“Tanta criança a morrer de fome e esses indivíduos preocupados com os animais!”
Até que ponto devemos ter em consideração os interesses dos
animais não-humanos quando temos uma preocupação moral na nossa ação? Deveremos
ter algum cuidado especial com os animais, quando se trata de usá-los na experimentação
científica, quando os usamos para entretenimento em circos e os mantemos em
condições inapropriadas, quando os caçamos apenas por “desporto”, quando os
esfolamos vivos para confecionar dispendiosos casacos de peles escorrentes de
crueldade sanguinária ou mesmo quando simplesmente os matamos para os comer?
Trata-se do problema ético de saber se os animais não-humanos terão ou não
estatuto moral.
Em Animal Liberation
(1.ª ed., 1975) – a bíblia do movimento de libertação animal / direitos dos
animais –, o filósofo australiano Peter Singer, professor de Ética nas
Universidades de Princeton e Melbourne, retoma e revitaliza a tese
utilitarista, que vem de Jeremy Bentham (1748-1832), segundo a qual devemos
incluir o bem-estar dos animais não humanos no cálculo das consequências das
nossas ações, na medida que aqueles são seres sencientes (capazes de sentir prazer e
dor), de modo análogo aos seres humanos. A capa em epígrafe é da edição
revista, que em 2015 foi enriquecida com uma excelente introdução de Yuval Noah Harari, historiador na Universidade Hebraica de Jerusalém e autor do
imperdível Sapiens – História Breve da
Humanidade (4.ª ed., 2017).
O argumento utilitarista é o seguinte: uma ação é moralmente
correta se der origem ao maior bem-estar (maior prazer e menos dor) para o
maior número; ora, os animais não-humanos sentem prazer e dor; logo, devemos
incluir o bem-estar dos animais não-humanos no cálculo das nossas ações.
Os filósofos que argumentam que devemos ter em consideração
os interesses dos animais não-humanos na nossa ação não defendem, pois,
qualquer tipo de prioridade destes face aos seres humanos, como muitas vezes os
mais incautos “críticos” querem fazer crer – “tanta criança a morrer de fome e
esses indivíduos preocupados com os animais!”. Na realidade, trata-se de um mal
entendimento, fruto, simultaneamente, da ligeireza de opinião e do afastamento
de muitas pessoas face ao pensamento racional e estudo e leitura daquilo que
objetivamente foi pensado. O que é defendido – quer se concorde ou não – é que
nem tudo é permitido só porque não são humanos, perspetiva estoutra que os
filósofos utilitaristas apelidam, criticamente, de especismo. Analogamente ao
racismo, o especismo é a atitude segundo a qual os animais humanos seriam os
únicos a ter estatuto moral; todos os outros seres da Natureza não o teriam só
por não pertencerem à espécie humana.

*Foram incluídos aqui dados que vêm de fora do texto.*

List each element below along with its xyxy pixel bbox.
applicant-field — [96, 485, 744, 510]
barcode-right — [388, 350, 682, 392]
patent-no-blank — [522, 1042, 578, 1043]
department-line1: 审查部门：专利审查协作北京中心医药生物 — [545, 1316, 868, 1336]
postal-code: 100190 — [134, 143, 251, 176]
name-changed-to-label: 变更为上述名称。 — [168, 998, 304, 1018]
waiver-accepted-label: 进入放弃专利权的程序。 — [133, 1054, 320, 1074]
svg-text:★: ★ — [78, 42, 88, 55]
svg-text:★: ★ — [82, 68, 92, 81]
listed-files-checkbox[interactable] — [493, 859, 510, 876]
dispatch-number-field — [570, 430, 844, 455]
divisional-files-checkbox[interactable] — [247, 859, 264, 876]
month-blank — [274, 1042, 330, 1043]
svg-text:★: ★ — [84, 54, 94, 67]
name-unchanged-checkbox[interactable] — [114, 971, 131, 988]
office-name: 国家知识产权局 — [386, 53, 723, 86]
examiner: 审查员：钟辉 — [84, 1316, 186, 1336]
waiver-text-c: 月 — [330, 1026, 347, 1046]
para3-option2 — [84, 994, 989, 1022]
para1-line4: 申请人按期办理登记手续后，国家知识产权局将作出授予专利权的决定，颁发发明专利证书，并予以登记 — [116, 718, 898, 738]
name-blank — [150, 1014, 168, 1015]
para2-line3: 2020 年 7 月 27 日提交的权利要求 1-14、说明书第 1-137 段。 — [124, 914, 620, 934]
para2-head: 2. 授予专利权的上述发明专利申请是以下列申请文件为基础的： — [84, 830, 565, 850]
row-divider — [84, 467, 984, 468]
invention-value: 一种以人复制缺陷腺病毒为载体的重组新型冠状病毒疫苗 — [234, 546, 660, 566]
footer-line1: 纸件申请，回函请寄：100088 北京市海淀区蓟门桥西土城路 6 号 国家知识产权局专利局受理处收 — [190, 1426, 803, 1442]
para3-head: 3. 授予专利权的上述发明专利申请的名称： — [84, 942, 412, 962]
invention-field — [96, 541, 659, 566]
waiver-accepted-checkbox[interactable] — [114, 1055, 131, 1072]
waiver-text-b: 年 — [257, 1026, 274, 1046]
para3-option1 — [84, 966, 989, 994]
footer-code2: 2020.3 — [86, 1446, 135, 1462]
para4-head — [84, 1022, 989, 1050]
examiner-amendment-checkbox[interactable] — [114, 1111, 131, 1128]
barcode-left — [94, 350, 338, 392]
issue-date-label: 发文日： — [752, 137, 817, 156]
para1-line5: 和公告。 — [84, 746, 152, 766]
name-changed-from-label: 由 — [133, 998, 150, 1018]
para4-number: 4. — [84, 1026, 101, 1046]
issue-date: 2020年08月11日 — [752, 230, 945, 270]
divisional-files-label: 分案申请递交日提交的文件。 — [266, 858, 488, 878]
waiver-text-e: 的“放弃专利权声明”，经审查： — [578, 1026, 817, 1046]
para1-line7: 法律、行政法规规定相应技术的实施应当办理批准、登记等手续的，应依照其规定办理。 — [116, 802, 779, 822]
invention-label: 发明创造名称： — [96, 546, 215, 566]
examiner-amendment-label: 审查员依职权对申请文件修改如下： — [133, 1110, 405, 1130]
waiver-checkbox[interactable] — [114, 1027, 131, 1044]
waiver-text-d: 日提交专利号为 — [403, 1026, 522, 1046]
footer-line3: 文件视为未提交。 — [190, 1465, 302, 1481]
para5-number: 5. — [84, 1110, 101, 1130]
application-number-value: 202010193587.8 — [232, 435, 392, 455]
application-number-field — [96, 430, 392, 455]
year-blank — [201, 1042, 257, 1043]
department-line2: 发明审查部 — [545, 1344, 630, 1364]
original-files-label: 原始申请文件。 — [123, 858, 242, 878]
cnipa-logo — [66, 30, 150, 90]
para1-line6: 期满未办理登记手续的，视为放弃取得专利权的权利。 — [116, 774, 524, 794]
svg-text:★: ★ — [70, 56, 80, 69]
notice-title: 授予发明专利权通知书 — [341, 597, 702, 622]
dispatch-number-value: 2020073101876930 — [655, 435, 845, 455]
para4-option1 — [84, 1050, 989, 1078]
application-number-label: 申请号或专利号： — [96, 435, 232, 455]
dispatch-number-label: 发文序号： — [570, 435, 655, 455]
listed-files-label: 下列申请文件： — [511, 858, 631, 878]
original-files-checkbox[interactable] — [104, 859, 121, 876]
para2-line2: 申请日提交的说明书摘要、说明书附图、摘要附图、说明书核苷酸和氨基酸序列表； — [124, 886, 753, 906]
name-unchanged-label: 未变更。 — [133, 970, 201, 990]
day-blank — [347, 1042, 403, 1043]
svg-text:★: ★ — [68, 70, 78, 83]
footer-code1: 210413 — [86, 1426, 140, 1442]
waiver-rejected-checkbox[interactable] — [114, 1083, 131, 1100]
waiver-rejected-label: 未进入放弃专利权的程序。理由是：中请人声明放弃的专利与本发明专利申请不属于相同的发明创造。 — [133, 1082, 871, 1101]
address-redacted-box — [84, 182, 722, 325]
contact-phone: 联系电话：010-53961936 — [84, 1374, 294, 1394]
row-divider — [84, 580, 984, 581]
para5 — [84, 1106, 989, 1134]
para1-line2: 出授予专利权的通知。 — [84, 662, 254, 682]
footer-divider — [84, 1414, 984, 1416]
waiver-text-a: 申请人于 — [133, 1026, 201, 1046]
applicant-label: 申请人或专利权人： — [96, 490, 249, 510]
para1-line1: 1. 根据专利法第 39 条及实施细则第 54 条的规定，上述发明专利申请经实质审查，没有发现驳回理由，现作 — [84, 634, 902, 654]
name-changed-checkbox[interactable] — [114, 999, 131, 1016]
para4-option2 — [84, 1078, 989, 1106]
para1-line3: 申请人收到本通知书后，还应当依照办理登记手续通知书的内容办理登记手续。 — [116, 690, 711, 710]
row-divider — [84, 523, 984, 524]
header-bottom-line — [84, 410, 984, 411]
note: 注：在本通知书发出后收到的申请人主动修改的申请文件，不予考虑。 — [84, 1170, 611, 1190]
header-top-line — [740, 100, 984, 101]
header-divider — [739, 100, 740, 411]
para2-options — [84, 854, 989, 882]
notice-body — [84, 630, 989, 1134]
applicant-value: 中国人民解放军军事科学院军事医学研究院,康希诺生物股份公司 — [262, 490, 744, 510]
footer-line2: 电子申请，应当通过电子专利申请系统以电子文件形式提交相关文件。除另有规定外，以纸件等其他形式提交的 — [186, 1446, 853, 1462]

Pelo contrário, o que é proposto pelos defensores
do estatuto moral dos animais não-humanos é a ideia de que o mal feito aos
animais exige uma justificação, ou seja, deve ser tido na devida conta.
Não há nada na ideia ética de considerar o interesse dos
animais na ação humana, que implique deixar de ajudar seres humanos que
necessitam do nosso eficaz altruísmo. Uma coisa não invalida a outra! Pelo
contrário: as razões que nos obrigam a considerar os direitos dos animais não-humanos
são, nesta perspetiva, as mesmas que nos obrigam a ajudar seres humanos que
necessitem; qualquer cuidado ético perante animais humanos ou não-humanos é
simplesmente proporcional ao tipo (intensidade, qualidade…) de prazer e dor
envolvidos. E ajudar seres humanos que necessitem da nossa ajuda não implica,
em nada, deixar de ter a atitude ética adequada diante dos animais não-humanos.